The issue reaches beyond Zcash and Monero. Privacy coins often get treated as an escape hatch when regulators tighten up or exchanges delist assets. Politics gets messy, and some traders reach for anonymity. Others buy them because they think anonymity will get a premium when markets get tense. I would be careful with that thesis now. If buyers start worrying about “fraudulent token generation errors,” the safe haven case gets weaker. Is that overkill? Not if the asset’s pitch depends on scarcity you cannot easily inspect. In a week with fresh delisting pressure or a geopolitical shock, Bitcoin might catch a bid, maybe 3% to 5% in rough trading, while privacy coins lag because buyers now have one more thing to worry about besides regulation.
This matters for the rest of crypto too. Institutions care about supply integrity and audits. Custody matters. Plain operational discipline matters. They have to care, because one fake token risk in a smaller part of crypto can still make the whole market look careless to people already looking for reasons to stay out. Yes, this slightly contradicts the idea that privacy coins are a separate niche. Bear with me: reputational risk does not stay neatly boxed. If companies, funds, or governments are weighing blockchain integrations, they are more likely to favor projects with clearer audit trails and stronger security claims. One weakness in privacy coins will not kill crypto adoption. It can still make the conversation harder.

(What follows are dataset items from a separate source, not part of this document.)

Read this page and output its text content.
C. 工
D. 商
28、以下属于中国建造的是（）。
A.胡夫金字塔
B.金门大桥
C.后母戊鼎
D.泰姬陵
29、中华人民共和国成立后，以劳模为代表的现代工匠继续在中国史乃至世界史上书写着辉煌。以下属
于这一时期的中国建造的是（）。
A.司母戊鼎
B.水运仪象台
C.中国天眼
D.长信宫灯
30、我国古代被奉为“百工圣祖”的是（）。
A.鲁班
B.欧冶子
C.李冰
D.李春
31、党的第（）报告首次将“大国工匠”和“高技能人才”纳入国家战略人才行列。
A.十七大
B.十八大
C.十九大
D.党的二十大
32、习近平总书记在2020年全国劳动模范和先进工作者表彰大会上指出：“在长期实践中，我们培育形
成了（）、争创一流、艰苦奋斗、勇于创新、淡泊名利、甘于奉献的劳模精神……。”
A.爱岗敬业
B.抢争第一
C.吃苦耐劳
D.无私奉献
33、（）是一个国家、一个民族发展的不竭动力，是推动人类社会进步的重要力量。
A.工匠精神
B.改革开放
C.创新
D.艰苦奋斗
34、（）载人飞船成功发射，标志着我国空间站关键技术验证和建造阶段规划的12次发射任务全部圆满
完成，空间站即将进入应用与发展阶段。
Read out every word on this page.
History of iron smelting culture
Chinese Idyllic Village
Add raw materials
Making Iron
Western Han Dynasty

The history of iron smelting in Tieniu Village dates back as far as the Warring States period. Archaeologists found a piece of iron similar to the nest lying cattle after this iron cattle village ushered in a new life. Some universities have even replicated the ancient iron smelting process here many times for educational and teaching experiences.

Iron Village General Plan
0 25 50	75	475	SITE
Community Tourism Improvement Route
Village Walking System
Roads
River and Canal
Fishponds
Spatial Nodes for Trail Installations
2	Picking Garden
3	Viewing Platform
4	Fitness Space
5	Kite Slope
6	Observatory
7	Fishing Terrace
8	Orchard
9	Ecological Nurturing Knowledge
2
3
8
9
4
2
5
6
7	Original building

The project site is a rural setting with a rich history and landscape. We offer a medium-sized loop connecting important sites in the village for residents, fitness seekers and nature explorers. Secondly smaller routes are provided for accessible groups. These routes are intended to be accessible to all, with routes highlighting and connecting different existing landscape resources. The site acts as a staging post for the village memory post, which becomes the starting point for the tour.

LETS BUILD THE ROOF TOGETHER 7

During the exchange, Mumtaz answered a question about Monero directly: “All privacy protocols, including Monero, are vulnerable to fraudulent token generation errors.” Coming from a well-known Solana developer, that line will spread. This is not routine market fear-posting. It is a technical warning from someone close to the infrastructure layer. I keep coming back to the same uncomfortable question traders now have to ask: how sure am I that the supply is clean?
What this means
Mumtaz’s warning puts pressure on the security claims behind privacy coins. The possible creation of fake tokens goes straight at the scarcity of ZEC and XMR, which is exactly what holders do not want to doubt. Some investors may cut exposure and move into larger, more heavily watched assets like Bitcoin or Ethereum. Short-term privacy coin market caps could wobble. That would not surprise me. Bitcoin could even get a small flight-to-quality bid if traders decide they want the boring option for a while.

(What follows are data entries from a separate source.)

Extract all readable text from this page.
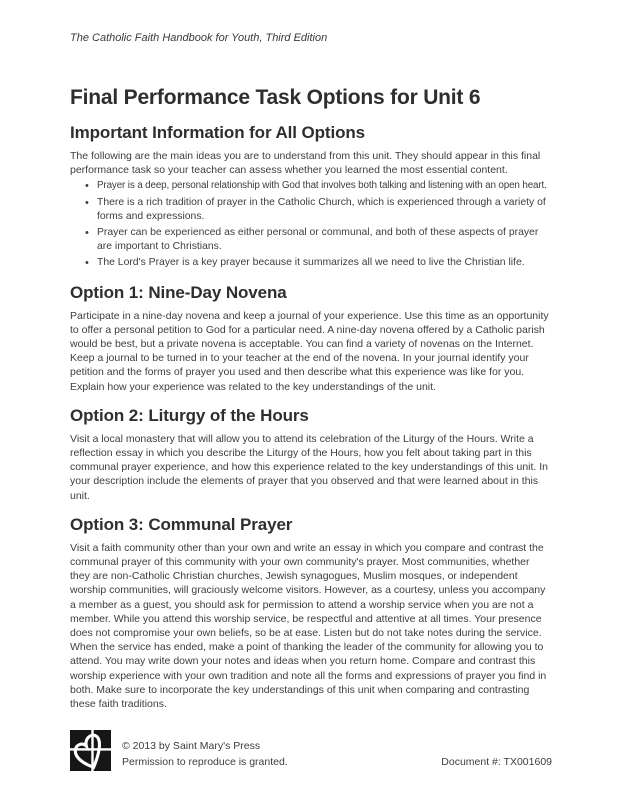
The Catholic Faith Handbook for Youth, Third Edition
Final Performance Task Options for Unit 6
Important Information for All Options

The following are the main ideas you are to understand from this unit. They should appear in this final performance task so your teacher can assess whether you learned the most essential content.

• Prayer is a deep, personal relationship with God that involves both talking and listening with an open heart.
• There is a rich tradition of prayer in the Catholic Church, which is experienced through a variety of forms and expressions.
• Prayer can be experienced as either personal or communal, and both of these aspects of prayer are important to Christians.
• The Lord's Prayer is a key prayer because it summarizes all we need to live the Christian life.
Option 1: Nine-Day Novena

Participate in a nine-day novena and keep a journal of your experience. Use this time as an opportunity to offer a personal petition to God for a particular need. A nine-day novena offered by a Catholic parish would be best, but a private novena is acceptable. You can find a variety of novenas on the Internet. Keep a journal to be turned in to your teacher at the end of the novena. In your journal identify your petition and the forms of prayer you used and then describe what this experience was like for you. Explain how your experience was related to the key understandings of the unit.

Option 2: Liturgy of the Hours

Visit a local monastery that will allow you to attend its celebration of the Liturgy of the Hours. Write a reflection essay in which you describe the Liturgy of the Hours, how you felt about taking part in this communal prayer experience, and how this experience related to the key understandings of this unit. In your description include the elements of prayer that you observed and that were learned about in this unit.

Option 3: Communal Prayer

Visit a faith community other than your own and write an essay in which you compare and contrast the communal prayer of this community with your own community's prayer. Most communities, whether they are non-Catholic Christian churches, Jewish synagogues, Muslim mosques, or independent worship communities, will graciously welcome visitors. However, as a courtesy, unless you accompany a member as a guest, you should ask for permission to attend a worship service when you are not a member. While you attend this worship service, be respectful and attentive at all times. Your presence does not compromise your own beliefs, so be at ease. Listen but do not take notes during the service. When the service has ended, make a point of thanking the leader of the community for allowing you to attend. You may write down your notes and ideas when you return home. Compare and contrast this worship experience with your own tradition and note all the forms and expressions of prayer you find in both. Make sure to incorporate the key understandings of this unit when comparing and contrasting these faith traditions.

© 2013 by Saint Mary's Press
Permission to reproduce is granted.	Document #: TX001609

The next things to watch are concrete: Zcash’s security updates and the Tachyon pool rollout later this year. Also watch for any similar statements from Monero or other privacy protocols. Independent audits matter here. Price action does too. If ZEC and XMR keep lagging the broader altcoin market, that would suggest investors are taking the warning seriously. Regulators and exchanges are another risk. Most guides would say the fix is technical disclosure. That’s only half right. If the issue gets more attention, exchanges may face more pressure over listings, liquidity, and trading volume. Any update from the Zcash team about the promised order-of-magnitude risk reduction before year-end deserves a close read.